Frequently asked questions
How much does an AI receptionist cost for a small restaurant?
From £500 a month, priced per property, first month free. A twenty-cover dining room and a group are priced differently, so the figure is confirmed after a conversation.
Is it cheaper than a part-time employee?
Yes on cost. £6,000 a year against £14,660 for 20 hours a week, and the agent covers every hour rather than 928. They do different jobs though, so the comparison only holds for phone and message work.
What is the true hourly cost of a minimum wage employee in the UK in 2026?
About £15.80 an hour of actual cover, against a £12.71 headline rate. The difference is 15% employer National Insurance above £5,000, 3% pension above £6,240, and the fact that 5.6 weeks of the year are paid holiday. That £15.80 is our own arithmetic from the published GOV.UK rates, not a published statistic.
Does an AI receptionist replace staff?
No, and if that is what you need it for, it is the wrong product. It takes the phone calls and messages off the people you already have. 69% of hospitality businesses are already operating at or below the capacity they need, so for most restaurants this is about covering hours that have already gone, not removing anyone.
Can it take a booking, or does it just take a message?
It takes the booking.

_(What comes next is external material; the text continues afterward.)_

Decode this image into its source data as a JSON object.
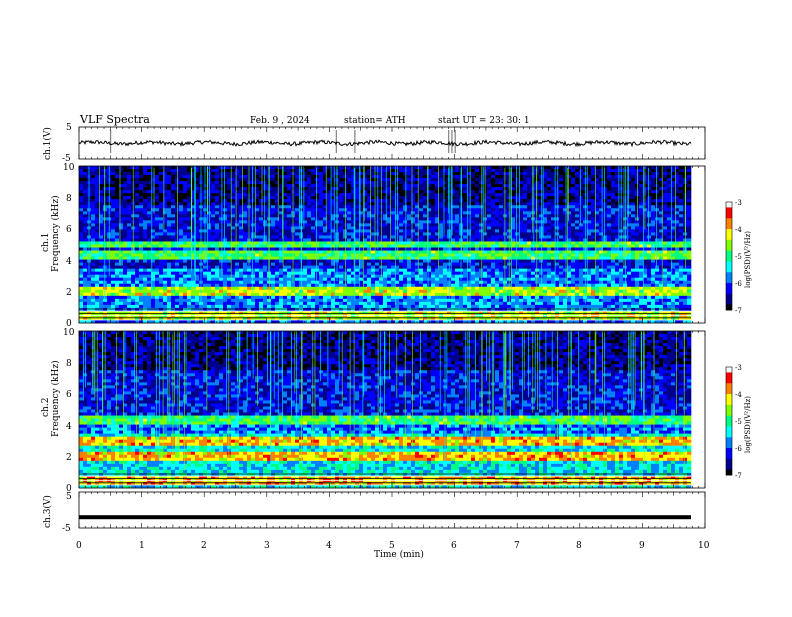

That is the difference between an agent working from your live availability and an answering service leaving you a note to call someone back.
What happens if it does not know the answer?
It says so and hands to a person. It does not invent an answer.
This is the restaurants edition. There is a wider report on what a part-time person really costs, covering hotels, restaurants and bars together.
Read the full reportSources
We do not publish a figure unless it is real and attributable. The numbers on this page are:
- National Living Wage for workers aged 21 and over is £12.71 an hour from April 2026. GOV.UK, 2026. gov.uk/national-minimum-wage-rates
- Employer National Insurance is 15%, with a secondary threshold of £5,000 a year. HM Revenue & Customs, 2026/27. gov.uk/guidance/rates-and-thresholds-for-employers-2026-to-2027
- Employer minimum pension contribution is 3% of qualifying earnings, £6,240 to £50,270. GOV.UK. gov.uk/workplace-pensions
- Statutory holiday entitlement is 5.6 weeks. GOV.UK. gov.uk/holiday-entitlement-rights
- 69% of businesses are operating at or below 85% of required capacity. UKHospitality members' survey. ukhospitality.org.uk
The £14,660.51, the 928 hours and the £15.80 an hour are our own arithmetic from the four GOV.UK sources above. The working is shown above so you can check it. They are not published statistics and we are not presenting them as such.